The library was a little further from the central district than we had hoped, so Janina had to resort to a taxi rather than a bus for the final five miles to the ferry while I had an hour to track down two neighborhood Carnegies. It was a bit frantic but I managed it with five minutes to spare.
The Pembroke library had just closed at one for a lunch break when I pulled up in front of it, so I couldn't ask about it or get good directions to the next one in Rathmines, instead relying on my trusty GPS device.
When I asked directions from one guy he would barely let me go asking one question after another beginning with the usual, "Where are you from?" I hated to be an American in a rush, but I had no choice. The Rathmines library was covered in scaffolding. It had celebrated its one hundredth anniversary the year before. Above the entry was a plaque acknowledging Carnegie's "munificence," another of those ten-dollar words the English use whenever they can. The Hanwell Carnegie outside London used the word "benificence" to describe Carnegie's generosity.
Janina and I boarded the ferry separately, me wheeling my bike down below with the cars and she walking on with the foot passengers, and met up at the information desk aboard the ferry for our final two hours together. She would take the train back to London while I would bike to Leeds, one hundred and fifty miles away for the start of The Tour. We sat with a couple from Yorkshire who had just spent a week on a sailboat traveling the Shannon River. The Tour would be passing less than half a mile from their home on Stage One. They said there had been intense excitement for months throughout the region. The Tour coming to Yorkshire was the best thing that had happened to it in years, they gushed.

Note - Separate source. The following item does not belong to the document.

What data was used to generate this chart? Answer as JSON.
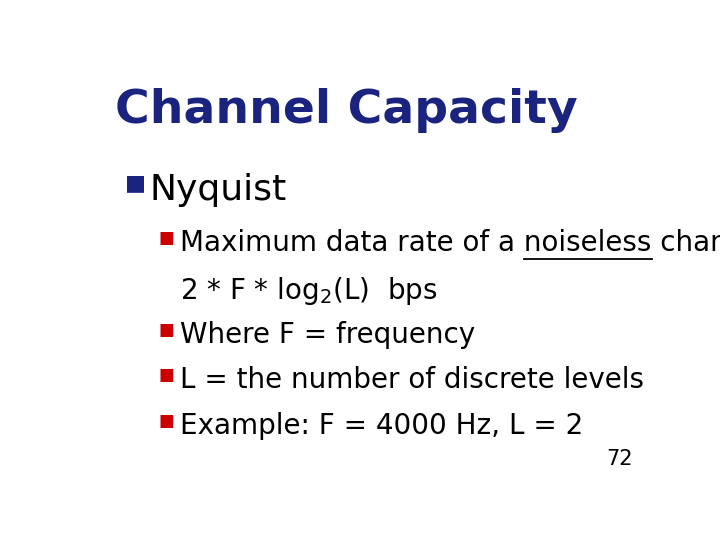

They were disappointed England had been knocked out of the World Cup, but at least it meant everyone could focus all their attention on The Tour. I offered them an English flag, even one with the antennae still in tact for their drive home, but they declined. The only person I met in Ireland who would accept one was an English friend of the Dodds who wore a full-size English flag draped over his shoulders whenever England played along with wearing a pair of English flag socks. He was a hardy, adventuristic soul, going for long hikes and climbing mountains all over the world. One of his most noteworthy was climbing Mount Whitney in California and continuing on the John Muir Trail to Yosemite. He would love to do the Appalachia Trail, but next up is a jaunt through the Pyrenees.